Wikibooks:Please do not bite the newcomers
From Wikibooks, the open-content textbooks collection
New contributors are prospective "members" of Wikibooks and are therefore our most valuable resource. We must treat newcomers with kindness and patience--nothing scares potentially valuable contributors away faster than hostility towards them, for any reason. Newcomers, by definition, lack knowledge about the way we do things -- most of us were newcomers once(*), and many of us still consider ourselves newcomers after months (or years) of contributing.
[edit] Please do not bite the newcomers
- Even if you never were a new contributor, understand their value to the community.(*)
- When new contributors make some of the common "newbie" mistakes, such as forgetting to put titles in boldface, or do not add wiki-links to useful phrases, try to correct the mistake, and politely point out some avenues for learning on the new contributors's talk page. Leave a greeting on their talk page in order to let them know that they are welcome here.

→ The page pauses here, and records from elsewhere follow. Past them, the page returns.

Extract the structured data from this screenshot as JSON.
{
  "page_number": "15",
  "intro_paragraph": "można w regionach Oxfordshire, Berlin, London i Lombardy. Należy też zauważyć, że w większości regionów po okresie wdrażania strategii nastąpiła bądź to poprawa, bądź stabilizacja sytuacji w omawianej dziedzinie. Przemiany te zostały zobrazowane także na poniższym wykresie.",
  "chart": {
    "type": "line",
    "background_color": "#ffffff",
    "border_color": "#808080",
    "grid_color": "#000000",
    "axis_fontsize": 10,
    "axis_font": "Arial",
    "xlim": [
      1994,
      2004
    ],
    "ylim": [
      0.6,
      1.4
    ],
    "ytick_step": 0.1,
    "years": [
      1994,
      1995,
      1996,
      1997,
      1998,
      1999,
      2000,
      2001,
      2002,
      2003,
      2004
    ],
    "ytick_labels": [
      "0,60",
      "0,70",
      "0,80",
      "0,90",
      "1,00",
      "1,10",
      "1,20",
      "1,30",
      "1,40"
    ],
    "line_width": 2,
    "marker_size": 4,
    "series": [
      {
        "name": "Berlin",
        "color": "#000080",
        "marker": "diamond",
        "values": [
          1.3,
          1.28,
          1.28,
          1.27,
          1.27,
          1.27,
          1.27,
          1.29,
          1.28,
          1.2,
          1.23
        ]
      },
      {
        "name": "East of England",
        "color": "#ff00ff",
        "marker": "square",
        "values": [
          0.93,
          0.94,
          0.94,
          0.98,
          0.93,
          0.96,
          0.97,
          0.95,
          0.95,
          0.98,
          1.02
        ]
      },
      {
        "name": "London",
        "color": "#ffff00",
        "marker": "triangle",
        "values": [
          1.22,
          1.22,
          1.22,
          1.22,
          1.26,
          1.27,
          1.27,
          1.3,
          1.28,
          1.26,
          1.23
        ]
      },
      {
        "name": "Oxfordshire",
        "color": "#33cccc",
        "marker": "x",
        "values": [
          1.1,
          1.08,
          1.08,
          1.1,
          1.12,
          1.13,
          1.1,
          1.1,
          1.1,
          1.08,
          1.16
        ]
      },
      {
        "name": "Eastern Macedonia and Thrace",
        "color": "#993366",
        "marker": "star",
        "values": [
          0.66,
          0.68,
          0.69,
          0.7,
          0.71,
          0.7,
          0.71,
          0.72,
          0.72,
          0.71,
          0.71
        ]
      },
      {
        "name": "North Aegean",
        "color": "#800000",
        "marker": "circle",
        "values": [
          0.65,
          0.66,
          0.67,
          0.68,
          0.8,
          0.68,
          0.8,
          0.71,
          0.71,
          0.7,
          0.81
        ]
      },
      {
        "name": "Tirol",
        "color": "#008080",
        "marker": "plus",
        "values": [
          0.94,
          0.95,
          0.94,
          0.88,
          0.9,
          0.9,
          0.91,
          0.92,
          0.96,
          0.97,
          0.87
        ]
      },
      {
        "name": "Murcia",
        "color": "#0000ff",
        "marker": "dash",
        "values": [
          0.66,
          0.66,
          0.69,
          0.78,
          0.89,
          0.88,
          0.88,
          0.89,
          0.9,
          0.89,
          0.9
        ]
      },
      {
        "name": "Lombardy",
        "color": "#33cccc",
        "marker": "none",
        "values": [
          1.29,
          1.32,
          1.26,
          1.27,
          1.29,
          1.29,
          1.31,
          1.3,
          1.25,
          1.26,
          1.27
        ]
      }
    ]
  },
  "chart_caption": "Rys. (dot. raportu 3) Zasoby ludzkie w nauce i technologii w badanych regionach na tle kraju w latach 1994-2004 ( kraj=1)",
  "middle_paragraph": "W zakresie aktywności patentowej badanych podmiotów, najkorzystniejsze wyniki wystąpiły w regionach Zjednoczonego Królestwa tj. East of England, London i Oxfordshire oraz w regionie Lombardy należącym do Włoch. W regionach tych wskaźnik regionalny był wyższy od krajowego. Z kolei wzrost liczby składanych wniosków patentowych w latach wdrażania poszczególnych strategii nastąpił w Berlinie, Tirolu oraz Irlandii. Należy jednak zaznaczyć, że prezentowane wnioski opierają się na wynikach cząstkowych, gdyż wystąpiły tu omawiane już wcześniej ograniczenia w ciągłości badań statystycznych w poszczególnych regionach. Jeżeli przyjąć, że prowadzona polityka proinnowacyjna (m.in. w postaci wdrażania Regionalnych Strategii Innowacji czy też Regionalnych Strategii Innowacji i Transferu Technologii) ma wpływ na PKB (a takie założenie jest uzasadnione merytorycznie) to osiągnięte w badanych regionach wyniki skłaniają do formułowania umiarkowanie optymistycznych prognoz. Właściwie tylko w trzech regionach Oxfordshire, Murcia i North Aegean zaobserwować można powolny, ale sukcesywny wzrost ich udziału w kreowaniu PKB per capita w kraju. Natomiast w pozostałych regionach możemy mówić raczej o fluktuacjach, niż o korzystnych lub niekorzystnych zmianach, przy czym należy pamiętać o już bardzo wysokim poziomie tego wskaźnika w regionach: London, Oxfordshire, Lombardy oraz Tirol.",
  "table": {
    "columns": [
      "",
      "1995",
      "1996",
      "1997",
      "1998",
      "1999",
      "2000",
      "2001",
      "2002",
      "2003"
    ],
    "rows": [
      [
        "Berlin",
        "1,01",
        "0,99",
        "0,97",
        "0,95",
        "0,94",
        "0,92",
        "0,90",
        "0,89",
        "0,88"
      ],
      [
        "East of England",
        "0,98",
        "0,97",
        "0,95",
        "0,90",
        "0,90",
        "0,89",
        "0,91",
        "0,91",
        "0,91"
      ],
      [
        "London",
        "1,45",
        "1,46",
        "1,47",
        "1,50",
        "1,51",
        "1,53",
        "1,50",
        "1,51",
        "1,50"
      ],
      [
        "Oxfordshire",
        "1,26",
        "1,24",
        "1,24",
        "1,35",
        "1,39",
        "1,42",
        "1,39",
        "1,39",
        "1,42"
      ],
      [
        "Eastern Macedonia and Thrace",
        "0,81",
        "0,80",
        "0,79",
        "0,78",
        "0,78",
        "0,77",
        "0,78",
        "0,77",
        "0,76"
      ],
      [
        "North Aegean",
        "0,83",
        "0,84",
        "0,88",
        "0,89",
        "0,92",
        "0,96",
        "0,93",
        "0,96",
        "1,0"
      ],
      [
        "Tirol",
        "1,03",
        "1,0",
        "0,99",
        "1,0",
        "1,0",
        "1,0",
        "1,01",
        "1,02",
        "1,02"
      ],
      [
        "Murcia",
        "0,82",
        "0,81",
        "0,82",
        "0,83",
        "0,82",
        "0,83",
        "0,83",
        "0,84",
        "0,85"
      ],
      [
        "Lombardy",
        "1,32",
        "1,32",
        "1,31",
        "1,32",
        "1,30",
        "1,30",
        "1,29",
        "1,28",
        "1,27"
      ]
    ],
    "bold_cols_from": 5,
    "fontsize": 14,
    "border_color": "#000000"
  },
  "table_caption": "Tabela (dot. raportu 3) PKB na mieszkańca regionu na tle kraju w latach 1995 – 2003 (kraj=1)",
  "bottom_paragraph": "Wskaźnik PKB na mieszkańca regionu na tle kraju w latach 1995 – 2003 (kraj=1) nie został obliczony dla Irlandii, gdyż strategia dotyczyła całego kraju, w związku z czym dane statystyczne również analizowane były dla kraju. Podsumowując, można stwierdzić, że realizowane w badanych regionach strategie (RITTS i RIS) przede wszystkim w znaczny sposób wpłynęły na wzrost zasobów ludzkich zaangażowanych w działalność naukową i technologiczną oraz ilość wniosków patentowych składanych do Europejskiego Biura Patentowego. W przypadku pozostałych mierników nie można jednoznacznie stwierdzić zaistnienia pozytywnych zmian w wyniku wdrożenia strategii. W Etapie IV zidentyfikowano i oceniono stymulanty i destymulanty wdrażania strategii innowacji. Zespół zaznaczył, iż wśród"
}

- New contributors are often hesitant to make changes, especially major ones, such as NPOVing and moving, due to the fear of damaging Wikibooks. Teach them to be bold in updating pages, not to be annoyed by their "timidity".
- When leaving comments on your corrections of "newbie" mistakes, try not to make hostile comments about the newbie's ignorance. Do not (if you can avoid it) scream out "Another Newbie Without A Clue Forgot To Bold The Title!!!!!" If you feel such errors frustrating, don't correct them, just let them pass (but silently). In many cases the newcomer who turns into a contributor will be the most diligent in hunting down all his early misformattings. And if that does not happen, there will still be someone who actually gets satisfaction out of wikifying "pathetic stubs".
- When you give advice to new contributors, tone down the rhetoric even a few notches from the usual mellow discourse that dominates Wikibooks. Try to make the newcomer feel genuinely welcome, not as though they must win your approval in order to be granted membership into an exclusive club.
- Remember that writing a Wikibook is hard to do right. There are going to be a number of new contributor experiments in Wikibooks that go way beyond even just learning how to edit and the minor political hierarchy on Wikibooks. What new contributors need is a mentor and not a critic. If you see common mistakes being made, instead of complaining about recurring issues, try to write some help instructions for future "generations" of new contributors, and point these newcomers to those help pages.
- Assume that the new contributor wants to help Wikibooks. Just because they do not know all about our standard editing practices doesn't mean they aren't willing to learn. Give them a chance!
(*) It is possible for you to have never been a new contributor. For example, if you had already contributed to wikis that worked on similar principles, or if you were so afraid to edit that you RTM'd everything in sight before adding a comma. Neither is cause for such pride as to look down on enthusiastic newcomers.